Churchill’s actions to defend a liberal constitutional order at home present another trial explored by Arnn. The rise of socialism as a force in British politics and society, in Churchill’s eyes, went against that order. In this political trial, Churchill faced strong opposition. Churchill was unrepentant in his opposition to socialism’s siren calls to restructure society. Arnn tellingly notes: “Churchill was as relentless in resisting socialism as were its supporters in advancing it” (141). The general election debacle of 1945 showed just how strong was the socialist impulse in British life. Despite election setbacks and political ostracism, Churchill remained committed to the rule of law, the principles of limited government, and the enterprise made possible by the free market. He also understood that, after the hardships and sacrifices suffered by the British people during both world wars, socialism’s allure would prove even more seductive. “When they [that is, the British people] rejected him,” Arnn writes, “he carried on their service, according to his own lights, seeking agreement with them” (240). Arnn maintains that Churchill sought to educate and to inspire the people of the Western democracies to greatness. To Arnn, Churchill “was as much a teacher as a statesman, as much given to explaining as he was to convincing” (251).
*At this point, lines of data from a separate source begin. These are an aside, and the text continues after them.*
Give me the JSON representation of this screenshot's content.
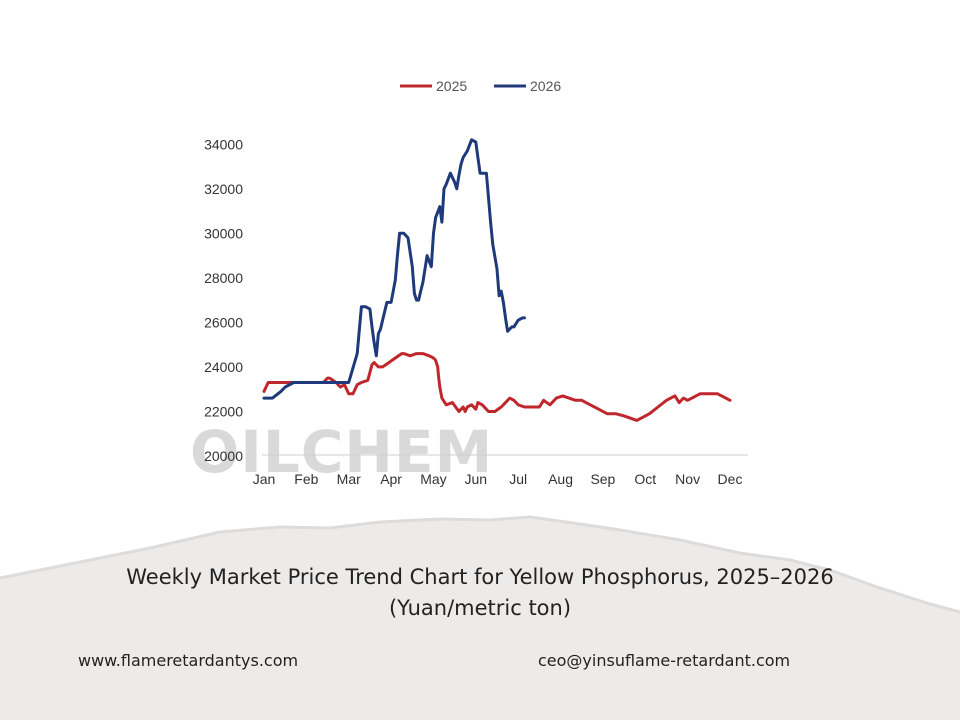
{
  "chart_data": {
    "type": "line",
    "title": "",
    "xlabel": "",
    "ylabel": "",
    "ylim": [
      20000,
      35000
    ],
    "yticks": [
      20000,
      22000,
      24000,
      26000,
      28000,
      30000,
      32000,
      34000
    ],
    "x_domain": [
      0,
      11
    ],
    "months": [
      "Jan",
      "Feb",
      "Mar",
      "Apr",
      "May",
      "Jun",
      "Jul",
      "Aug",
      "Sep",
      "Oct",
      "Nov",
      "Dec"
    ],
    "grid": false,
    "legend_position": "top-center",
    "series": [
      {
        "name": "2025",
        "color": "#c0272d",
        "x": [
          0,
          0.1,
          0.3,
          0.5,
          0.8,
          1.0,
          1.2,
          1.4,
          1.5,
          1.55,
          1.7,
          1.8,
          1.9,
          2.0,
          2.1,
          2.2,
          2.3,
          2.45,
          2.55,
          2.6,
          2.7,
          2.8,
          2.95,
          3.1,
          3.25,
          3.3,
          3.45,
          3.6,
          3.75,
          3.9,
          4.0,
          4.05,
          4.1,
          4.12,
          4.15,
          4.2,
          4.3,
          4.45,
          4.6,
          4.7,
          4.75,
          4.8,
          4.9,
          5.0,
          5.05,
          5.15,
          5.3,
          5.45,
          5.6,
          5.7,
          5.8,
          5.9,
          6.0,
          6.15,
          6.3,
          6.5,
          6.6,
          6.75,
          6.9,
          7.05,
          7.2,
          7.35,
          7.5,
          7.7,
          7.9,
          8.1,
          8.3,
          8.5,
          8.8,
          9.0,
          9.1,
          9.3,
          9.5,
          9.7,
          9.8,
          9.9,
          10.0,
          10.1,
          10.3,
          10.5,
          10.7,
          10.9,
          11.0
        ],
        "values": [
          22900,
          23300,
          23300,
          23300,
          23300,
          23300,
          23300,
          23300,
          23500,
          23500,
          23300,
          23100,
          23200,
          22800,
          22800,
          23200,
          23300,
          23400,
          24100,
          24200,
          24000,
          24000,
          24200,
          24400,
          24600,
          24600,
          24500,
          24600,
          24600,
          24500,
          24400,
          24300,
          24000,
          23600,
          23100,
          22600,
          22300,
          22400,
          22000,
          22200,
          22000,
          22200,
          22300,
          22100,
          22400,
          22300,
          22000,
          22000,
          22200,
          22400,
          22600,
          22500,
          22300,
          22200,
          22200,
          22200,
          22500,
          22300,
          22600,
          22700,
          22600,
          22500,
          22500,
          22300,
          22100,
          21900,
          21900,
          21800,
          21600,
          21800,
          21900,
          22200,
          22500,
          22700,
          22400,
          22600,
          22500,
          22600,
          22800,
          22800,
          22800,
          22600,
          22500
        ]
      },
      {
        "name": "2026",
        "color": "#1f3a7a",
        "x": [
          0,
          0.2,
          0.4,
          0.5,
          0.7,
          0.9,
          1.2,
          1.5,
          1.8,
          2.0,
          2.2,
          2.3,
          2.4,
          2.5,
          2.55,
          2.6,
          2.65,
          2.7,
          2.75,
          2.8,
          2.9,
          3.0,
          3.1,
          3.15,
          3.2,
          3.3,
          3.4,
          3.5,
          3.55,
          3.6,
          3.65,
          3.7,
          3.75,
          3.85,
          3.95,
          4.0,
          4.05,
          4.15,
          4.2,
          4.25,
          4.3,
          4.4,
          4.5,
          4.55,
          4.6,
          4.65,
          4.7,
          4.8,
          4.9,
          5.0,
          5.05,
          5.1,
          5.15,
          5.25,
          5.35,
          5.4,
          5.5,
          5.55,
          5.6,
          5.65,
          5.7,
          5.75,
          5.8,
          5.85,
          5.9,
          6.0,
          6.1,
          6.15
        ],
        "values": [
          22600,
          22600,
          22900,
          23100,
          23300,
          23300,
          23300,
          23300,
          23300,
          23300,
          24600,
          26700,
          26700,
          26600,
          25800,
          25100,
          24500,
          25500,
          25700,
          26100,
          26900,
          26900,
          27900,
          29000,
          30000,
          30000,
          29800,
          28500,
          27300,
          27000,
          27000,
          27400,
          27800,
          29000,
          28500,
          30000,
          30700,
          31200,
          30500,
          32000,
          32200,
          32700,
          32300,
          32000,
          32600,
          33100,
          33400,
          33700,
          34200,
          34100,
          33400,
          32700,
          32700,
          32700,
          30500,
          29500,
          28400,
          27200,
          27400,
          26900,
          26200,
          25600,
          25700,
          25800,
          25800,
          26100,
          26200,
          26200
        ]
      }
    ],
    "watermark": "OILCHEM"
  },
  "caption": "Weekly Market Price Trend Chart for Yellow Phosphorus, 2025–2026 (Yuan/metric ton)",
  "footer": {
    "website": "www.flameretardantys.com",
    "email": "ceo@yinsuflame-retardant.com"
  }
}
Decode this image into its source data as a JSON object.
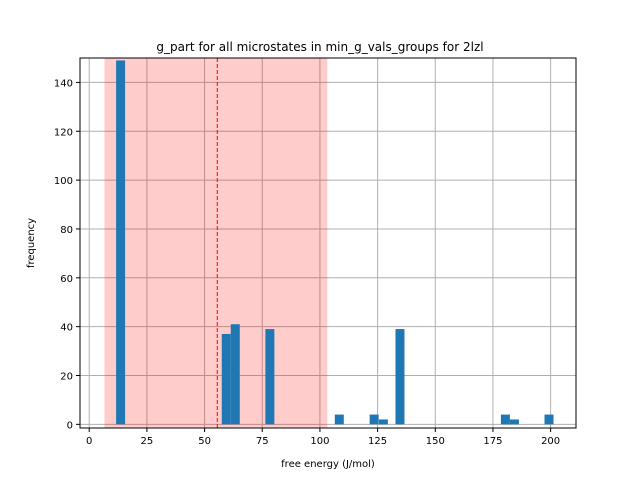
{
  "chart_data": {
    "type": "bar",
    "title": "g_part for all microstates in min_g_vals_groups for 2lzl",
    "xlabel": "free energy (J/mol)",
    "ylabel": "frequency",
    "xlim": [
      -4,
      211
    ],
    "ylim": [
      -1.5,
      150
    ],
    "xticks": [
      0,
      25,
      50,
      75,
      100,
      125,
      150,
      175,
      200
    ],
    "yticks": [
      0,
      20,
      40,
      60,
      80,
      100,
      120,
      140
    ],
    "grid": true,
    "bin_width": 3.9,
    "bar_color": "#1f77b4",
    "bins": [
      {
        "x": 13.6,
        "value": 149
      },
      {
        "x": 59.4,
        "value": 37
      },
      {
        "x": 63.3,
        "value": 41
      },
      {
        "x": 78.3,
        "value": 39
      },
      {
        "x": 108.4,
        "value": 4
      },
      {
        "x": 123.5,
        "value": 4
      },
      {
        "x": 127.5,
        "value": 2
      },
      {
        "x": 134.7,
        "value": 39
      },
      {
        "x": 180.4,
        "value": 4
      },
      {
        "x": 184.3,
        "value": 2
      },
      {
        "x": 199.3,
        "value": 4
      }
    ],
    "shaded_region": {
      "x_start": 6.6,
      "x_end": 103.2,
      "color": "#ff0000",
      "opacity": 0.2
    },
    "vertical_line": {
      "x": 55.5,
      "color": "#ff0000",
      "style": "dashed"
    }
  }
}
Larry Arnn has brought to the forefront these important questions about statecraft and ethics, the trials of war, and the demands on leaders of a political life in an open society. To those who would mock Churchill and the values for which he fought, Arnn comes to the defense and offers a rebuke. Arnn’s book provides insight not only into Churchill’s leadership, but into the enduring problems that confront today’s leaders in the liberal democracies, engaged as we are in new trials against extremist non-state terrorists and authoritarian challengers, intent on destroying the global order underwritten by the United States since 1945. Churchill’s Trial deserves a wide readership and will richly repay those who read it.

John H. Maurer is the Alfred Thayer Mahan Professor of Sea Power and Grand Strategy at the Naval War College in Newport, Rhode Island, where he teaches a popular course on Sir Winston Churchill as a statesman, strategist, politician, soldier, and war leader.